NHS 'needs to embrace the digital age'

20 Jan 11
Health services are over-reliant on face-to-face contact and need to make much more use of modern communication technologies, the NHS Confederation says.

By David Williams

20 January 2011

Health services are over-reliant on face-to-face contact and need to make much more use of modern communication technologies, the NHS Confederation says.

In a report released this morning, the confederation, which represents health bodies in England, says the service has not kept pace with the digital age as sectors such as banking or retail have.

The report, Remote control, describes a ‘fundamental contradiction’ in the modern health service.

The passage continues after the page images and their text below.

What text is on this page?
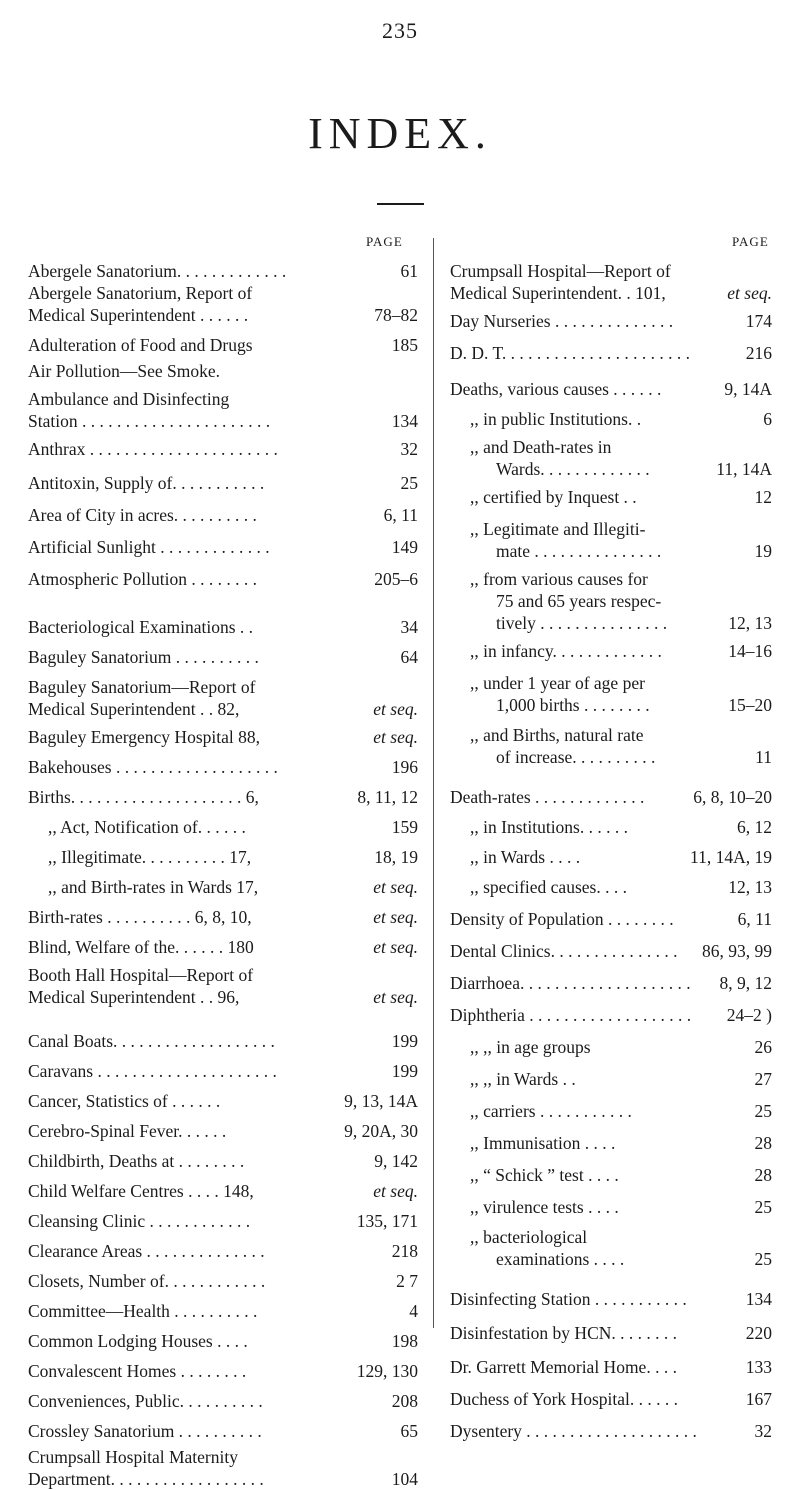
235
INDEX.
PAGE	PAGE
Abergele Sanatorium. . . . . . . . . . . . .	61
Abergele Sanatorium, Report of
Medical Superintendent . . . . . .	78–82
Adulteration of Food and Drugs	185
Air Pollution—See Smoke.
Ambulance and Disinfecting
Station . . . . . . . . . . . . . . . . . . . . . .	134
Anthrax . . . . . . . . . . . . . . . . . . . . . .	32
Antitoxin, Supply of. . . . . . . . . . .	25
Area of City in acres. . . . . . . . . .	6, 11
Artificial Sunlight . . . . . . . . . . . . .	149
Atmospheric Pollution . . . . . . . .	205–6
Bacteriological Examinations . .	34
Baguley Sanatorium . . . . . . . . . .	64
Baguley Sanatorium—Report of
Medical Superintendent . . 82,	et seq.
Baguley Emergency Hospital 88,	et seq.
Bakehouses . . . . . . . . . . . . . . . . . . .	196
Births. . . . . . . . . . . . . . . . . . . . 6,	8, 11, 12
,, Act, Notification of. . . . . .	159
,, Illegitimate. . . . . . . . . . 17,	18, 19
,, and Birth-rates in Wards 17,	et seq.
Birth-rates . . . . . . . . . . 6, 8, 10,	et seq.
Blind, Welfare of the. . . . . . 180	et seq.
Booth Hall Hospital—Report of
Medical Superintendent . . 96,	et seq.
Canal Boats. . . . . . . . . . . . . . . . . . .	199
Caravans . . . . . . . . . . . . . . . . . . . . .	199
Cancer, Statistics of . . . . . .	9, 13, 14A
Cerebro-Spinal Fever. . . . . .	9, 20A, 30
Childbirth, Deaths at . . . . . . . .	9, 142
Child Welfare Centres . . . . 148,	et seq.
Cleansing Clinic . . . . . . . . . . . .	135, 171
Clearance Areas . . . . . . . . . . . . . .	218
Closets, Number of. . . . . . . . . . . .	2 7
Committee—Health . . . . . . . . . .	4
Common Lodging Houses . . . .	198
Convalescent Homes . . . . . . . .	129, 130
Conveniences, Public. . . . . . . . . .	208
Crossley Sanatorium . . . . . . . . . .	65
Crumpsall Hospital Maternity
Department. . . . . . . . . . . . . . . . . .	104
Crumpsall Hospital—Report of
Medical Superintendent. . 101,	et seq.
Day Nurseries . . . . . . . . . . . . . .	174
D. D. T. . . . . . . . . . . . . . . . . . . . . .	216
Deaths, various causes . . . . . .	9, 14A
,, in public Institutions. .	6
,, and Death-rates in
Wards. . . . . . . . . . . . .	11, 14A
,, certified by Inquest . .	12
,, Legitimate and Illegiti-
mate . . . . . . . . . . . . . . .	19
,, from various causes for
75 and 65 years respec-
tively . . . . . . . . . . . . . . .	12, 13
,, in infancy. . . . . . . . . . . . .	14–16
,, under 1 year of age per
1,000 births . . . . . . . .	15–20
,, and Births, natural rate
of increase. . . . . . . . . .	11
Death-rates . . . . . . . . . . . . .	6, 8, 10–20
,, in Institutions. . . . . .	6, 12
,, in Wards . . . .	11, 14A, 19
,, specified causes. . . .	12, 13
Density of Population . . . . . . . .	6, 11
Dental Clinics. . . . . . . . . . . . . . .	86, 93, 99
Diarrhoea. . . . . . . . . . . . . . . . . . . .	8, 9, 12
Diphtheria . . . . . . . . . . . . . . . . . . .	24–2 )
,, ,, in age groups	26
,, ,, in Wards . .	27
,, carriers . . . . . . . . . . .	25
,, Immunisation . . . .	28
,, “ Schick ” test . . . .	28
,, virulence tests . . . .	25
,, bacteriological
examinations . . . .	25
Disinfecting Station . . . . . . . . . . .	134
Disinfestation by HCN. . . . . . . .	220
Dr. Garrett Memorial Home. . . .	133
Duchess of York Hospital. . . . . .	167
Dysentery . . . . . . . . . . . . . . . . . . . .	32
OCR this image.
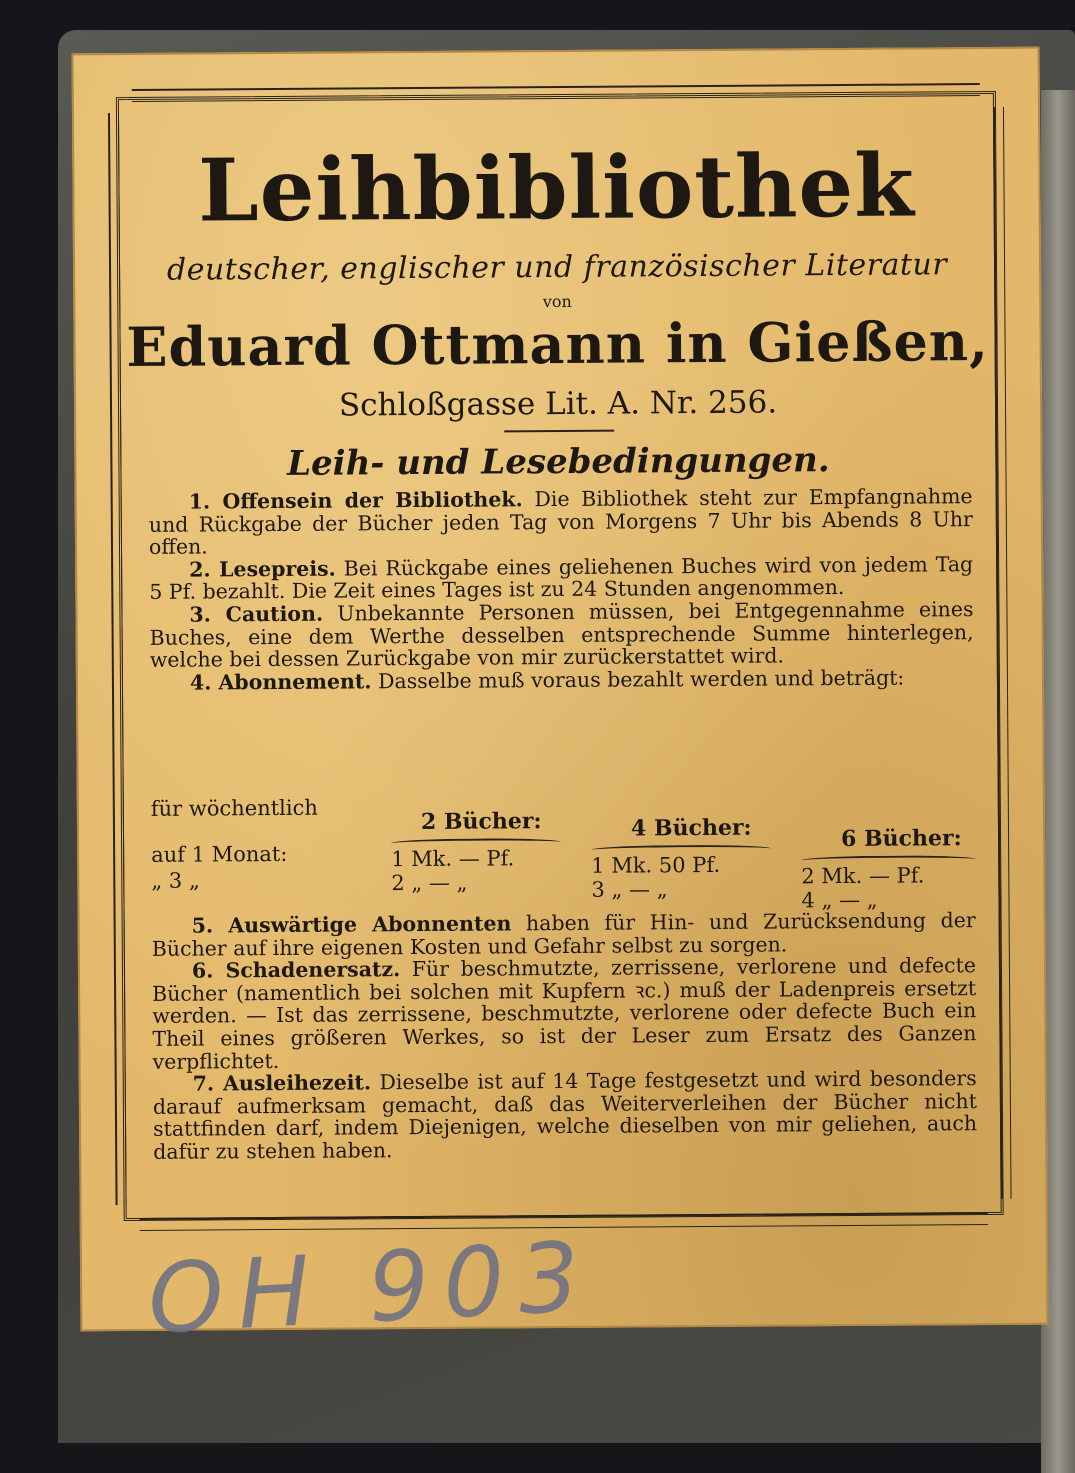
Leihbibliothek
deutscher, englischer und französischer Literatur
von
Eduard Ottmann in Gießen,
Schloßgasse Lit. A. Nr. 256.
Leih- und Lesebedingungen.

1. Offensein der Bibliothek. Die Bibliothek steht zur Empfangnahme und Rückgabe der Bücher jeden Tag von Morgens 7 Uhr bis Abends 8 Uhr offen.

2. Lesepreis. Bei Rückgabe eines geliehenen Buches wird von jedem Tag 5 Pf. bezahlt. Die Zeit eines Tages ist zu 24 Stunden angenommen.

3. Caution. Unbekannte Personen müssen, bei Entgegennahme eines Buches, eine dem Werthe desselben entsprechende Summe hinterlegen, welche bei dessen Zurückgabe von mir zurückerstattet wird.

4. Abonnement. Dasselbe muß voraus bezahlt werden und beträgt:

für wöchentlich
auf 1 Monat:
„ 3 „
2 Bücher:
1 Mk. — Pf.
2 „ — „
4 Bücher:
1 Mk. 50 Pf.
3 „ — „
6 Bücher:
2 Mk. — Pf.
4 „ — „

5. Auswärtige Abonnenten haben für Hin- und Zurücksendung der Bücher auf ihre eigenen Kosten und Gefahr selbst zu sorgen.

6. Schadenersatz. Für beschmutzte, zerrissene, verlorene und defecte Bücher (namentlich bei solchen mit Kupfern ꝛc.) muß der Ladenpreis ersetzt werden. — Ist das zerrissene, beschmutzte, verlorene oder defecte Buch ein Theil eines größeren Werkes, so ist der Leser zum Ersatz des Ganzen verpflichtet.

7. Ausleihezeit. Dieselbe ist auf 14 Tage festgesetzt und wird besonders darauf aufmerksam gemacht, daß das Weiterverleihen der Bücher nicht stattfinden darf, indem Diejenigen, welche dieselben von mir geliehen, auch dafür zu stehen haben.

OH 903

Author Jonty Roland said: ‘Many of the procedures available to patients today were once the subjects of science fiction, yet the structures and systems through which they are delivered still have much in common with a pre-industrial handicraft industry.’

Roland argues that development of digital technology has been ‘stifled’ by false assumptions about what patients want, and that a growing demand for web-based services, particularly among younger generations, is being ignored.

His report criticised the reliance on paper records, hand-written prescriptions and one-to-one contact, and proposes a ‘multi-channel NHS’ that would allow patients to access services remotely.

Wider adoption of communications technology would enable many patients to manage their conditions themselves and become more involved in decisions about their care, the study says.

Nigel Edwards, acting chief executive of the NHS Confederation, said: ‘The NHS, like any other sector of the economy, has to keep up with developments in technologies.

‘In doing so, there is an opportunity to both improve care, and make sure resources are better focused when face-to-face care is the only way forward.’

He said that despite evidence from pilot studies that patients could receive better, highly specialised care in their homes via the internet, such technologies are ‘rarely taken up’.

Edwards claimed the most important barrier to adoption of new technologies was ‘the cultural barrier that people working in the NHS and patients have’. He added: ‘It simply cannot be sustainable in the health service of the future for skilled NHS staff to continue to send on referral letters using second class post,’ he added.

The service’s over-reliance on face-to-face contact was underlined yesterday when data released by the NHS Information Centre showed that two-fifths of admissions to accident and emergency units did not need medical attention.

The figures showed that, in 2009/10, 3.9 million patients left A&E having only been given advice or guidance. A further 1.2 million required neither advice nor treatment.